We use a sales-based ratio because it is easier to compare companies in similar sectors. The market is stating that the group on average has better growth and profitability prospects. Yet, is there a price too dear to pay for such a company? Scott McNeely was the CEO of Sun Microsystems, one of the darlings of the 2000s tech bubble. At its peak, the company hit a 10x sales valuation. The excerpt below is from a 2002 Bloomberg interview:

 

“At 10x revenues, to give you a 10-year payback, I have to pay you 100% of revenues for 10 straight years in dividends. That assumes I can get that by my shareholders. That assumes I have zero cost of goods sold, which is very hard for a computer company. That assumes zero expenses, which is really hard with 39,000 employees. That assumes I pay no taxes, which is very hard. And that assumes you pay no taxes on your dividends, which is kind of illegal. And that assumes with zero R&D for the next 10 years, I can maintain the current revenue run rate. Now, having done that, would any of you like to buy my stock at $64? Do you realize how ridiculous those basic assumptions are? You don’t need any transparency. You don’t need any footnotes. What were you thinking?”

 

However, let’s entertain the idea and explore scenarios under which an investor can achieve a good rate of return while paying at least 10x revenue. After all, Sun Microsystems was primarily a hardware company whereas our group is software-only. For this exercise we are going to select Microsoft because it has a long trading history (including the 2000 tech bubble) and is still holding a dominant position.

(Source: SEC EDGAR, S&P Global)

 

We are taking a reverse approach, in other words, what price should you have paid for MSFT in order to achieve a satisfactory rate of return. At the peak of the tech bubble, MSFT reached $58/share and was trading for 16x P/S. If you bought then and held until September 21, 2020 you would generate a 6.15% annualized return and would have beaten the S&P500 by 2%. If you bought MSFT for $36/share (10x P/S), which was the case in January 4, 1999, you would have gotten 8.18% annualized vs 4.36% for the S&P500. In both cases, paying at least 10x revenues compensated the investor.
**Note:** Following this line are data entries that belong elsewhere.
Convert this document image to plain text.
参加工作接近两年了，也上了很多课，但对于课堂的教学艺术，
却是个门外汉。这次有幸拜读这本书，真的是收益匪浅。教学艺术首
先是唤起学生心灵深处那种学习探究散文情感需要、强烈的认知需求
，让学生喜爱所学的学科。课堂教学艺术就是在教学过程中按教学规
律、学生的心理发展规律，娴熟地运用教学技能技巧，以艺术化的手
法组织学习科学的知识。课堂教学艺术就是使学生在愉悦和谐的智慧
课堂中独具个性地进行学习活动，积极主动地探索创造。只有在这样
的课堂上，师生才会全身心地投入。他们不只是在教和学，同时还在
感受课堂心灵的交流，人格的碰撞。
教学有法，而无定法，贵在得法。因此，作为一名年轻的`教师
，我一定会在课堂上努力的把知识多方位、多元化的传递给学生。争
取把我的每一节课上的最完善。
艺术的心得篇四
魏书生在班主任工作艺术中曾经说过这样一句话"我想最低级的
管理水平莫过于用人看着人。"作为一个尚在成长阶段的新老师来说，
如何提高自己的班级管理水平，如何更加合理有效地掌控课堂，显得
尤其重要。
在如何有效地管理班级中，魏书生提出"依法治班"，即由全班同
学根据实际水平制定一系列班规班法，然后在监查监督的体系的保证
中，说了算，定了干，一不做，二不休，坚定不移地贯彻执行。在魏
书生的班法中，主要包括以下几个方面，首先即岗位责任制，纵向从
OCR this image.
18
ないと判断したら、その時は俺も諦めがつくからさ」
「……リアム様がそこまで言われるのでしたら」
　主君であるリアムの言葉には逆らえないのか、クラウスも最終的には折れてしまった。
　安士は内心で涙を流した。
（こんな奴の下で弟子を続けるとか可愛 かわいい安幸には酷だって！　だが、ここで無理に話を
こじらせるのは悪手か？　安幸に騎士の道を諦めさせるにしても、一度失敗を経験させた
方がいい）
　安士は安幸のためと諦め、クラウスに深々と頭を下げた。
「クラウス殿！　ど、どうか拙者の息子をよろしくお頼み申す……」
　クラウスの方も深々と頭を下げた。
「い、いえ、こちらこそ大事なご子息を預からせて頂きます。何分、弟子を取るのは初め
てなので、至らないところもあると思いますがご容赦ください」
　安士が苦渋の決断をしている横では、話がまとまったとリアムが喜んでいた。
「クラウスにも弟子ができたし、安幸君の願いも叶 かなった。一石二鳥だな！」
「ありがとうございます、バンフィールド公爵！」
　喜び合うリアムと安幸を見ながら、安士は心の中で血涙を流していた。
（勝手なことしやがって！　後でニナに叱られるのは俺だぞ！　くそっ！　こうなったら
What is the catch?

 

(Source: Yahoo Finance, graph depicting the MSFT's break-even line considering a $36/share cost base)

  1. MSFT grew revenues and EPS by 9.89% and 6.9% CAGR since 1999. Predicting 3 years of earnings is difficult, let alone 2 decades in the ever-changing technology sector.
  2. Years of underperformance following the tech bubble would have forced you to sell long before MSFT recovered. Assuming you acquired MSFT for $36 a share, it would have taken investors almost a decade to break even in 2008.
  3. It also assumes you would have had to predict MSFT entering the cloud business (1/3 of profits) one decade ahead of it’s conception. Apple, which was another home run since 2000, radically changed it’s business.

But MSFT wasn’t the only stock to perform well. Here are the few companies that performed well during this period and are still trading:

(Source: SEC Edgar, Thomson Reuters Eikon)

 

If you bought a stock anywhere near 10x revenue, your investment would have worked out only in a handful cases out of hundreds, close to low single-digit hit rate. And in all cases you would have waited 5 – 10 years to just break-even.

 

“It is difficult to make predictions, particularly about the future” – Mark Twain

 

We don’t know if there will be a second tech bubble, we are not making a prediction. We also understand that a good business deserves a higher multiple. In order to do well in investing and neutralize the error rate, we make sure to pay a reasonable price for a business.